Not that he’s out of a job for long. He is hired by the brother of the murder victim to look into her death and Hardy discovers that everyone in O’Hara’s inner circle seems to have their own agenda and little is what it originally seemed. His investigations take him across the country from seedy Sydney pubs to a remote hideaway outside Darwin with a short side-trip to the buttoned-up bureaucracy of Canberra. His private life is as complicated as ever. Newly-reconciled with his daughter he has just seen his “live apart” girlfriend off to a new job in America. Will the investigation bring new romance?

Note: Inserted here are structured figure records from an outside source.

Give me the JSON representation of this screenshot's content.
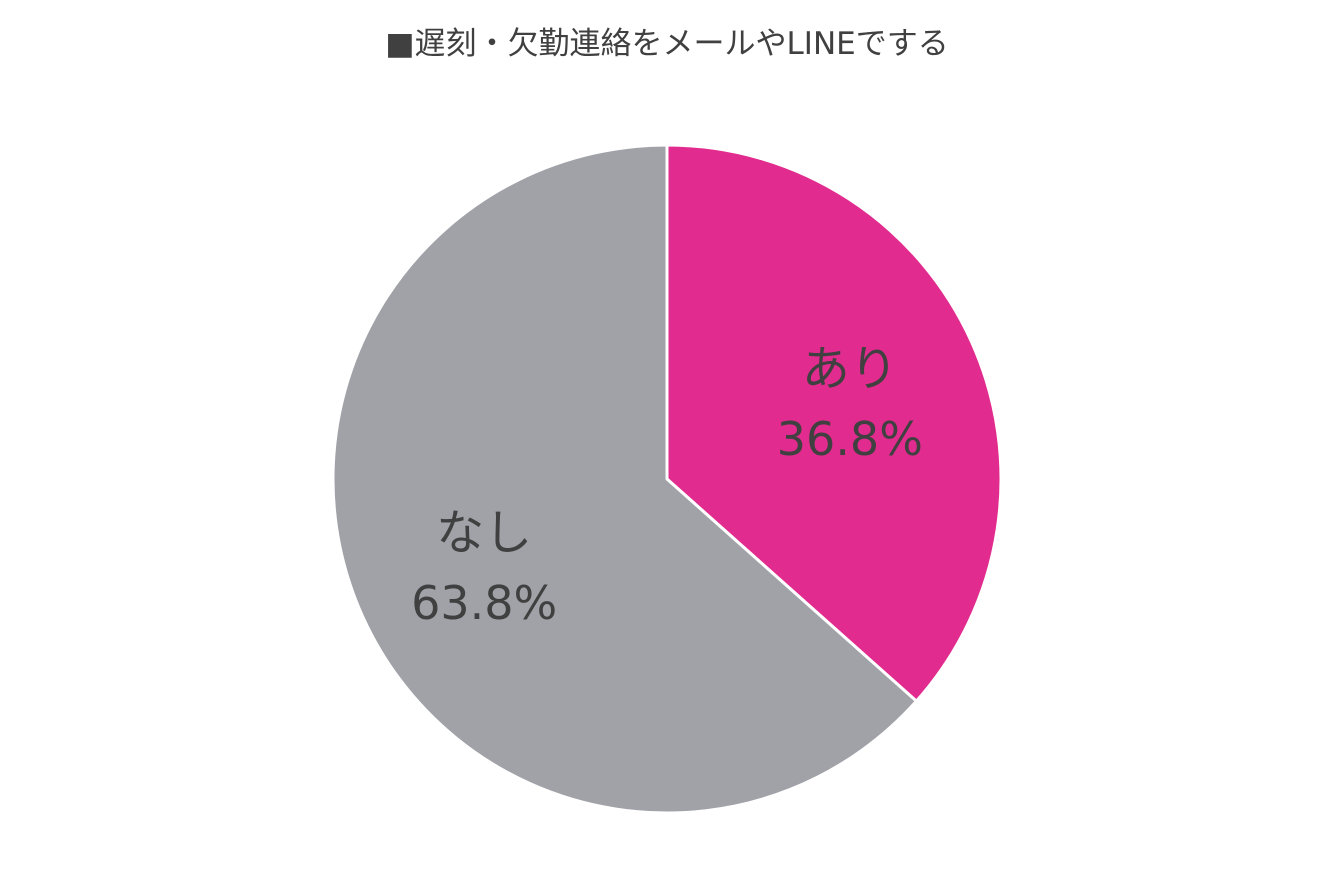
{
  "chart_data": {
    "type": "pie",
    "title": "■遅刻・欠勤連絡をメールやLINEでする",
    "slices": [
      {
        "label": "あり",
        "value": 36.8,
        "value_label": "36.8%",
        "color": "#e22b8e"
      },
      {
        "label": "なし",
        "value": 63.8,
        "value_label": "63.8%",
        "color": "#a0a2a8"
      }
    ],
    "start_angle": "12-o'clock",
    "direction": "clockwise",
    "legend": "none",
    "data_labels": "inside"
  }
}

Hardy shares that slightly morose, hang-dog demeanour and dishevelled appearance that make Ian Rankin’s Rebus and Martin Cruz Smith’s Arkady Renko so appealing as characters. And like Rebus and Renko, the police hierarchy may not approve of his methods but they respect his ability to achieve results and he’s never short of a helpful contact in the lower ranks. There’s something reassuringly old-fashioned about Corris’s style but the plot is nicely up-to-date including a rogue intelligence agent. Hardy fans will love Silent Kill and for those who haven’t yet read Corris’s books, Hardy’s the kind of guy you’ll be pleased to have around.
Silent Kill is published by Allen & Unwin.